Başarısız oldukça ümmet şuuruna olan düşmanlığını daha çok açığa vurdu. Örgüte bir süreliğine destek veren Şeyh Ali Rıza (Şeyh Said’in büyük oğlu) Xoybun’un emellerine tanıklık edince ağır bir ümitsizliğe düştü, bir daha siyasete girmemeye yemin etti, hayatı boyunca da bu söze sadık kaldı.
Xoybun’un Ermeni aşkı, Ermenilerden çok çekmiş olan Kuzey göçmenleriyle Şam’daki entel Kürtler arasındaki uçurumu artırdı. Öyle ki Kuzey göçmeni kimi laik Kürtler bile bu dostluktan rahatsız oldu. Öte yandan Fransa, Mustafa Kemal’in kendisiyle ilişkisinden dolayı Xoybun’un faaliyetlerini sınırlandırdı.
Mardin yöresinden göç eden Katolik Hıristiyanlar da Fransa nezdinde Kürtlere karşı propaganda yaptı. Kürtlerin ezici çoğunluğunun yerleşik olduğu Haseke ilinde (El Cezire Bölgesi-Kamışlo civarı) Hıristiyan idarecilerin sayısı arttıkça Kürtlere yönelik zulüm ve ayrımcılık da arttı. Fransa, bu zulüm ve ayrımcılığı teşvik etti.

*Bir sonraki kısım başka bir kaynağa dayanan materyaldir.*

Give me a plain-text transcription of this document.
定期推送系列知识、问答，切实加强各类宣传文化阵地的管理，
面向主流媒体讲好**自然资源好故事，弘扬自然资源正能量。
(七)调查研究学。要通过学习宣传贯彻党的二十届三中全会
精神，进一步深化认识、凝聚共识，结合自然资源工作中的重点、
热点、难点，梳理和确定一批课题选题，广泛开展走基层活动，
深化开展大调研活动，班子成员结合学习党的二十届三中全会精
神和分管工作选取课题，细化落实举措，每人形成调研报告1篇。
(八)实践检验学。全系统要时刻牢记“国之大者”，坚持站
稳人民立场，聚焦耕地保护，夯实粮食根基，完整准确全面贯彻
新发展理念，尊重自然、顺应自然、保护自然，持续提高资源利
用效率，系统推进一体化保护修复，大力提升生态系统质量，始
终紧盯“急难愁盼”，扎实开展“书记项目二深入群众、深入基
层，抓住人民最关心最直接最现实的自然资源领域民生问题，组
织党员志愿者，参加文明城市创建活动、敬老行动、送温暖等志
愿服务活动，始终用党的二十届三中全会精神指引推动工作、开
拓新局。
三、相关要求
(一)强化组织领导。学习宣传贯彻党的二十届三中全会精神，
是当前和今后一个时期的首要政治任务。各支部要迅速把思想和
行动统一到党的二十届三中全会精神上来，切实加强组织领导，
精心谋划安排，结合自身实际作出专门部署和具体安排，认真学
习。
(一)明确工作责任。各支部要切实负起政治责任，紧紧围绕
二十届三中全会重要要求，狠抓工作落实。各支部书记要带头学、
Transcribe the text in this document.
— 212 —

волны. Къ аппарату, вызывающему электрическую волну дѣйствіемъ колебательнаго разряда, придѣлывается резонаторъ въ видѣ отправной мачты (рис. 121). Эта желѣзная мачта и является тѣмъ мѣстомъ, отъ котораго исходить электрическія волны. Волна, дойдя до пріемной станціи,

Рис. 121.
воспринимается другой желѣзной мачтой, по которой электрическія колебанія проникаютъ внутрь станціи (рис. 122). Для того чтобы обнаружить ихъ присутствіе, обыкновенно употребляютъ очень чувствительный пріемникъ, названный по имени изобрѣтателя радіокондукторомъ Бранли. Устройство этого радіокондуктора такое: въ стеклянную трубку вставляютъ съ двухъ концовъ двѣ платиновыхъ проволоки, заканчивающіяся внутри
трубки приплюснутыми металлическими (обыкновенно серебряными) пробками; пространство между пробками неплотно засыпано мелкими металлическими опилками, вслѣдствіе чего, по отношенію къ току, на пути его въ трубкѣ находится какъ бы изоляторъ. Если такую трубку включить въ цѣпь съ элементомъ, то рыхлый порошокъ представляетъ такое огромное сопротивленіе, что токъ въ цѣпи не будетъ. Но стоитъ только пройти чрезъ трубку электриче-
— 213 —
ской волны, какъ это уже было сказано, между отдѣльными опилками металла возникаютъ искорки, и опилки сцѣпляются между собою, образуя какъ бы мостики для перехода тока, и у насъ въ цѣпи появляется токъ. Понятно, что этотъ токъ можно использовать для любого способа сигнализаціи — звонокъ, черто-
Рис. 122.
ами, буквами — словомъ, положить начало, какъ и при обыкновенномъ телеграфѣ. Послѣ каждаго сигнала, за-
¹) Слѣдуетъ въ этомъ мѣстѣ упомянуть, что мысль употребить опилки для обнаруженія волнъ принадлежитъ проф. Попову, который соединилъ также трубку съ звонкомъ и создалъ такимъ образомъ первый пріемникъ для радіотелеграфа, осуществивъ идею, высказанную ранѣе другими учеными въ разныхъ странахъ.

Geleneksel Kürt çevreler, bu durumdan rahatsız oldukça Fransa’dan kurtulmayı amaçlayan muhalefete yaklaştı.
Bedirhanlar, bütün bu denklemleri görmüyor ve bütün sorunların kaynağında pan-İslamizm dedikleri ümmet şuurunu görüyorlardı. Fransızlara “Kürtler olarak ümmet adamlığından bir kurtulsak tam istediğiniz adamlar olacağız” mesajları veriyorlardı.
Bedirhanların halka açılmak için bulduğu adamlardan şair Cegerxwin “Yörede palazlanan birçok yobaz şeyh ‘Önemli olan Fransızların buradan kovulmasıdır. Kürtler ve Araplar iki Müslüman halktır. Kürtler gelsinler Arap kardeşleriyle birleşip bir millet olsunlar. Hepimiz Müslümanız. Kürt veya Arap ne fark eder?.. Ancak Haco Ağa’nın takımı Müslüman değildir. Onlar gâvurla çalışıp Müslümanların düşmanlığını yapıyor’ diye propaganda yapıyor” diyerek geleneksel çevreler hakkında raporlar tutuyor, ağaları alim ve şeyhlere karşı kışkırtıyordu.
Böylece geleneksel İslamî çevrelerin Hıristiyan karşıtı tutumu üzerinden İslam sadece ideolojide değil, pratikte de düşman ilan ediliyordu.
Zulmün kaynağında Fransa vardı. Ancak laik-ulusalcı kafa bunu görmüyor ve geleneksel İslamî çevrelerin Fransa’nın yanında saf alıp Müslüman Araplara savaş açmasını istiyordu. Böyle bir şey mümkün olamazdı. Bu, çözüm de değildi. Çünkü,
1. Her ne kadar bazı Arap aşiretler Fransa’nın teşvikiyle Kürtlere saldırıp onları katletmişse de İslam böyle kirli bir işe misliyle karşılık verilmesine cevaz vermezdi. Böyle bir tutum, uhrevi bir felaketti.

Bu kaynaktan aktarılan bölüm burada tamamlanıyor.